Speaking at a Pentagon press conference, Gen. Mark Milley, chairman of the Joint Chiefs of Staff, also said the U.S. has not settled on a plan yet to continue supporting the Afghan Air Force, which is heavily dependent on the U.S. for maintenance, training and repairs. He said some U.S. aid may have to be done from outside the country, but officials are also looking at whether some contracts may be turned over to Afghan control.

Defense Secretary Lloyd Austin acknowledged that continuing without American support on the ground “will be a challenge” for the Afghans as they try to hold off Taliban insurgents. This was the first news conference the two have done together since the Biden administration took office in January.

President Joe Biden announced last month that all American troops will withdraw from Afghanistan by Sept. 11. NATO allies have said they will do the same, and troops have already begun leaving. Austin said the “drawdown is going according to plan.”

The Pentagon has said there were about 2,500 U.S. troops there in recent months, but Milley said the total rises to 3,300 if special operations forces are counted. Military commanders have also said that additional forces will flow in to help with security and logistics for the drawdown.

Pentagon officials have said they will do all they can to monitor terror threats and help the Afghans from other locations in the region, described as “over the horizon.” But officials have not detailed where those would be.

Gen. Frank McKenzie, the top U.S. commander for the Middle East, has warned that Afghanistan’s military “will certainly collapse” without some continued American support once all U.S. troops are withdrawn. He has expressed concerns that Afghan forces may be unable to prevent the Taliban from taking more ground, and said the Afghans will need help and funding to maintain and fly their aircraft.
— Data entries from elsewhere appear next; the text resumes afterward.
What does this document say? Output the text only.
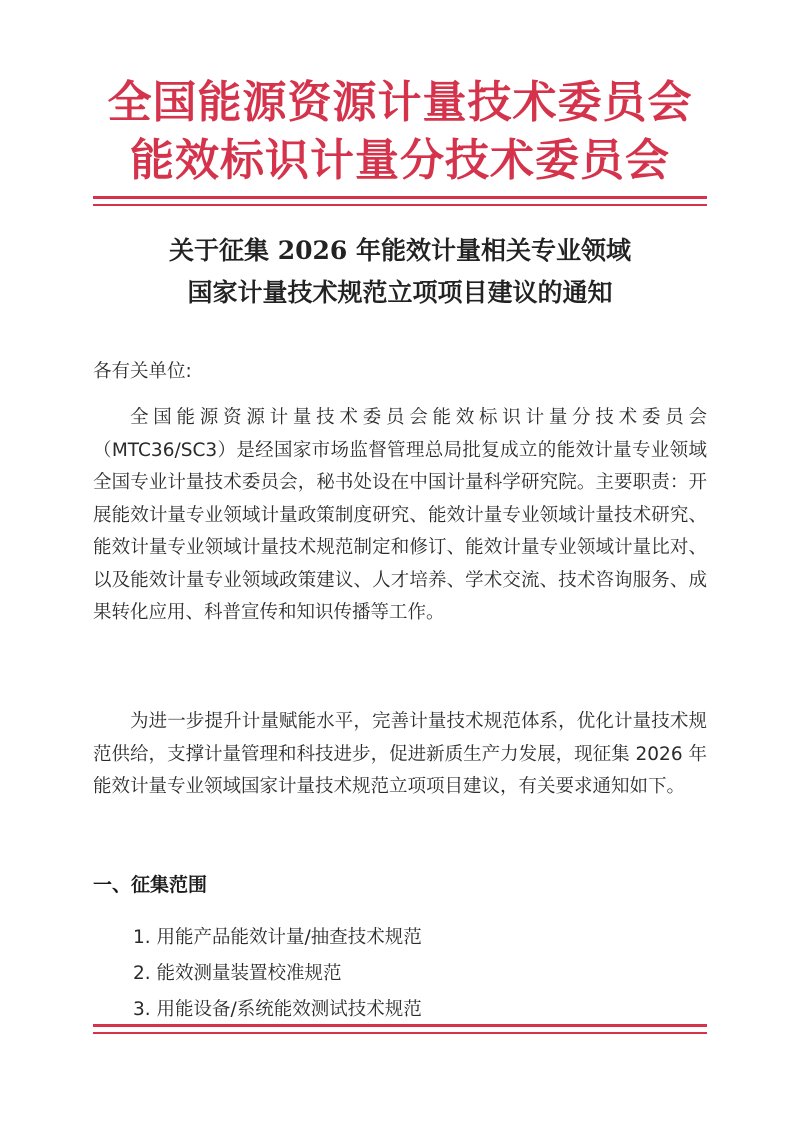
全国能源资源计量技术委员会
能效标识计量分技术委员会
关于征集 2026 年能效计量相关专业领域
国家计量技术规范立项项目建议的通知
各有关单位:

全国能源资源计量技术委员会能效标识计量分技术委员会（MTC36/SC3）是经国家市场监督管理总局批复成立的能效计量专业领域全国专业计量技术委员会，秘书处设在中国计量科学研究院。主要职责：开展能效计量专业领域计量政策制度研究、能效计量专业领域计量技术研究、能效计量专业领域计量技术规范制定和修订、能效计量专业领域计量比对、以及能效计量专业领域政策建议、人才培养、学术交流、技术咨询服务、成果转化应用、科普宣传和知识传播等工作。

为进一步提升计量赋能水平，完善计量技术规范体系，优化计量技术规范供给，支撑计量管理和科技进步，促进新质生产力发展，现征集 2026 年能效计量专业领域国家计量技术规范立项项目建议，有关要求通知如下。

一、征集范围
1. 用能产品能效计量/抽查技术规范
2. 能效测量装置校准规范
3. 用能设备/系统能效测试技术规范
Milley said last week that Afghan government forces face an uncertain future and, in a worst-case scenario, some “bad possible outcomes” against Taliban insurgents as the withdrawal of American and coalition troops accelerates in the coming weeks.

The Taliban, meanwhile, have threatened Afghan journalists, saying those who give “one-sided news in support of Afghanistan’s intelligence” service must stop or “face the consequences.” On Thursday, gunmen killed a former Afghan TV presenter as he was traveling in the southern city of Kandahar, according to a provincial official, who said other journalists in the area have been warned that extremists are targeting them also.

Within about two months of the U.S.-led invasion in October 2001, the country’s Taliban rulers were removed from power and militarily defeated. But within several years, they had regrouped, rearmed and reasserted themselves, taking advantage of sanctuary in neighboring Pakistan. In recent years the Taliban achieved a battlefield stalemate with U.S.-supported Afghan government forces.